Even workers who are at high risk have found themselves without an easy way out. Dennis Cote, a barista at the Stumptown coffee shop in Portland, Oregon’s airport, received a voicemail from his manager in early July, a transcript of which he shared with The Atlantic. In the voicemail, the manager asked whether Cote was “ready to come back to work.” She appeared to suggest that if he wasn’t, she’d note his refusal in a “log,” which Cote feared would jeopardize his unemployment benefits. Cote was worried about returning, because he’s immunocompromised. “I have a lot of anxiety and dread about it,” he told me. Still, he planned to return, “because I’d rather be making some money than no money.” (LaTrelle’s Management Corporation, which operates that Stumptown location, said in an email, “We report job offers that are made, as we are requested to do so by the state.”)

For other workers, the job isn’t worth the risk. I spoke with one woman on the condition of anonymity, because she doesn’t want to get fired from her job at a real-estate firm in New York that she’s thinking about quitting anyway. A few weeks ago, she said, her bosses insisted she return to the office so she could, in their words, “integrate” and “make sure things are running smoothly.” The woman began having anxiety dreams about catching COVID-19.

At first, she begged off by telling her managers that she was staying in the suburbs, too far from the city to commute every day. But soon, she plans to return to the city and simply not tell her bosses that she’s back. “I guess I have to not tell people where I am or where I’m living,” she mused. “I don’t want to be going into an indoor space right now with other people.”

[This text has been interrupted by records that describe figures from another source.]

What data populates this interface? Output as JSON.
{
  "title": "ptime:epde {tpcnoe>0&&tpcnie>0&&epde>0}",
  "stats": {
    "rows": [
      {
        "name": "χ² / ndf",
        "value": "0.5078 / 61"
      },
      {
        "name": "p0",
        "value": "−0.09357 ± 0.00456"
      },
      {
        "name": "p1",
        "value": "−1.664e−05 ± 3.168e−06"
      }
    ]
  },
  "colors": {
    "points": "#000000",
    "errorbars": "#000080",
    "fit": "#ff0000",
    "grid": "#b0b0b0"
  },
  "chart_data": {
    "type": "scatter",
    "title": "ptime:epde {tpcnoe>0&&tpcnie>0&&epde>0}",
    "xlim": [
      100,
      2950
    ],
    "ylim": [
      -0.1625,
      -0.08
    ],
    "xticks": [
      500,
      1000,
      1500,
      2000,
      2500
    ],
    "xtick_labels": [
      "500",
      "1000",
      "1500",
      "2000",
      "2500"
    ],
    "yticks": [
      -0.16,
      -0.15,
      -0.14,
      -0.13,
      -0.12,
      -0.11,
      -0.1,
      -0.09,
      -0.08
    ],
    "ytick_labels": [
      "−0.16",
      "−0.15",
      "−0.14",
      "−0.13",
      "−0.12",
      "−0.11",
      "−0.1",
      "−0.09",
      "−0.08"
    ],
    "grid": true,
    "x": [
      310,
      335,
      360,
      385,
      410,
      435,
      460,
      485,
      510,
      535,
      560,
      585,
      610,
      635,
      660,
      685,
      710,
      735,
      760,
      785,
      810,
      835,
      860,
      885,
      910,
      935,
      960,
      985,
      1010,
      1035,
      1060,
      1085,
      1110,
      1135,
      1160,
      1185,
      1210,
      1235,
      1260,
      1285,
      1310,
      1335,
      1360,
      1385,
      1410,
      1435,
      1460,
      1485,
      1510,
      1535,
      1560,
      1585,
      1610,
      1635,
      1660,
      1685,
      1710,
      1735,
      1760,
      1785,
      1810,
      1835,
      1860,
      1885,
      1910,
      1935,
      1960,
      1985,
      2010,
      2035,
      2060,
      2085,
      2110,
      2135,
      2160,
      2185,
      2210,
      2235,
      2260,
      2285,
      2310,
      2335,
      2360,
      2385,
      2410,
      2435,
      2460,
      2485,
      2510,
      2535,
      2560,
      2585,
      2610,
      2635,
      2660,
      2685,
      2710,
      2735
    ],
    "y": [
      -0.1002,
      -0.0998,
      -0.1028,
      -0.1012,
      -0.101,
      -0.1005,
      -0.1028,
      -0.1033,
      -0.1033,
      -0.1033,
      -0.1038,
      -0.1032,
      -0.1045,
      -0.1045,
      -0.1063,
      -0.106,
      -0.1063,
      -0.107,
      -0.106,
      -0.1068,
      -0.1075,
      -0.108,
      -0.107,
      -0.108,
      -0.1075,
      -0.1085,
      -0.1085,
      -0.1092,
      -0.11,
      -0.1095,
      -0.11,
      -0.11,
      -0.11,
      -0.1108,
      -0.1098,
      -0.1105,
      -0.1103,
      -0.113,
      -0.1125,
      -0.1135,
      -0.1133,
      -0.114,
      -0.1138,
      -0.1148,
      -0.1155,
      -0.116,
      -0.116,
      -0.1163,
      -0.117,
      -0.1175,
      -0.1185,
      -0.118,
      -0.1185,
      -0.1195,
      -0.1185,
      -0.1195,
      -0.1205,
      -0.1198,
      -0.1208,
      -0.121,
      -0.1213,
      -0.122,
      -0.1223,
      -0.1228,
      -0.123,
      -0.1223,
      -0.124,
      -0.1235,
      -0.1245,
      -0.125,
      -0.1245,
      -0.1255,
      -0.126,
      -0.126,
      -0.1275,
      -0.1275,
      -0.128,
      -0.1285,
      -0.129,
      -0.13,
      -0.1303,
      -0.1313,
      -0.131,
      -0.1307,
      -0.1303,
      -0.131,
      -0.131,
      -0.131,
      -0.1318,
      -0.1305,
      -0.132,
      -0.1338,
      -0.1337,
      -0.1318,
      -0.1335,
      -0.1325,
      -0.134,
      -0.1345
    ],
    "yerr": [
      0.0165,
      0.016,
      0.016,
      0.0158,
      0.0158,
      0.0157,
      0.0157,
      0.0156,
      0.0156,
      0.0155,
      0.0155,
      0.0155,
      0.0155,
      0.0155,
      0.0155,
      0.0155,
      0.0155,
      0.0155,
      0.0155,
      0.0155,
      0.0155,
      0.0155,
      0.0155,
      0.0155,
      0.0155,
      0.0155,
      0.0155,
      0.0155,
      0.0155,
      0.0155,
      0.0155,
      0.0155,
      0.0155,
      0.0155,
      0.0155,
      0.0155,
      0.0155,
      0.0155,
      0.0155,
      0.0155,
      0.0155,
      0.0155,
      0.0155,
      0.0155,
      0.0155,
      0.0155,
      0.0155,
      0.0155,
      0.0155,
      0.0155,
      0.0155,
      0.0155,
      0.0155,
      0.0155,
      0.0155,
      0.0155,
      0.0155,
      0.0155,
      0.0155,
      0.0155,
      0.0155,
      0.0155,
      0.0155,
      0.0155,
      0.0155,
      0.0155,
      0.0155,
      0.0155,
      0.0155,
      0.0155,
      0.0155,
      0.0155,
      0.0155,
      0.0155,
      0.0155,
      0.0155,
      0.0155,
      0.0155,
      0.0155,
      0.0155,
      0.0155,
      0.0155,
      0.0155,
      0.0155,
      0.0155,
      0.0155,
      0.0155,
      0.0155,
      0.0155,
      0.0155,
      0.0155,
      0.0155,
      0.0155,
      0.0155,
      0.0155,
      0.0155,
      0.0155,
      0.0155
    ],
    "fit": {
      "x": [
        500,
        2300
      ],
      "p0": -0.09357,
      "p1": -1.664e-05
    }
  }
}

The woman told me she’s interviewing for other jobs—ones in which she can work fully remotely for the time being. That might become a more common choice for people who have other options. Even before the pandemic, remote work was an attractive perk that drew people to certain companies; people love their pajamas, even when their life isn’t on the line.

As employers consider asking their workers to take health risks for their job, giving employees a choice in the matter might be wise. Even the Soviet bio-robots were given a choice—at least nominally—about whether to carry out their work. As Adam Higginbotham writes in Midnight in Chernobyl, before the men set off on their treacherous task, Nikolai Tarakanov, the deputy commander of the U.S.S.R.’s Civil Defense Forces, told them, “I’m asking any one of you who doesn’t feel up to it or feels sick to leave the team!” Of course, it’s debatable whether a major general of a totalitarian state’s army would really have taken “no” for an answer. But he did ask.

Many American workers, meanwhile, don’t feel up to it. They don’t want to risk it all by hurling contaminated graphite off the roof, even if they’re equipped and trained. That’s especially true if they could be doing the same work from the safety of their couch. As the pandemic rages with no end in sight, more reluctant bio-robots might decide to turn in their lead boots and climb down.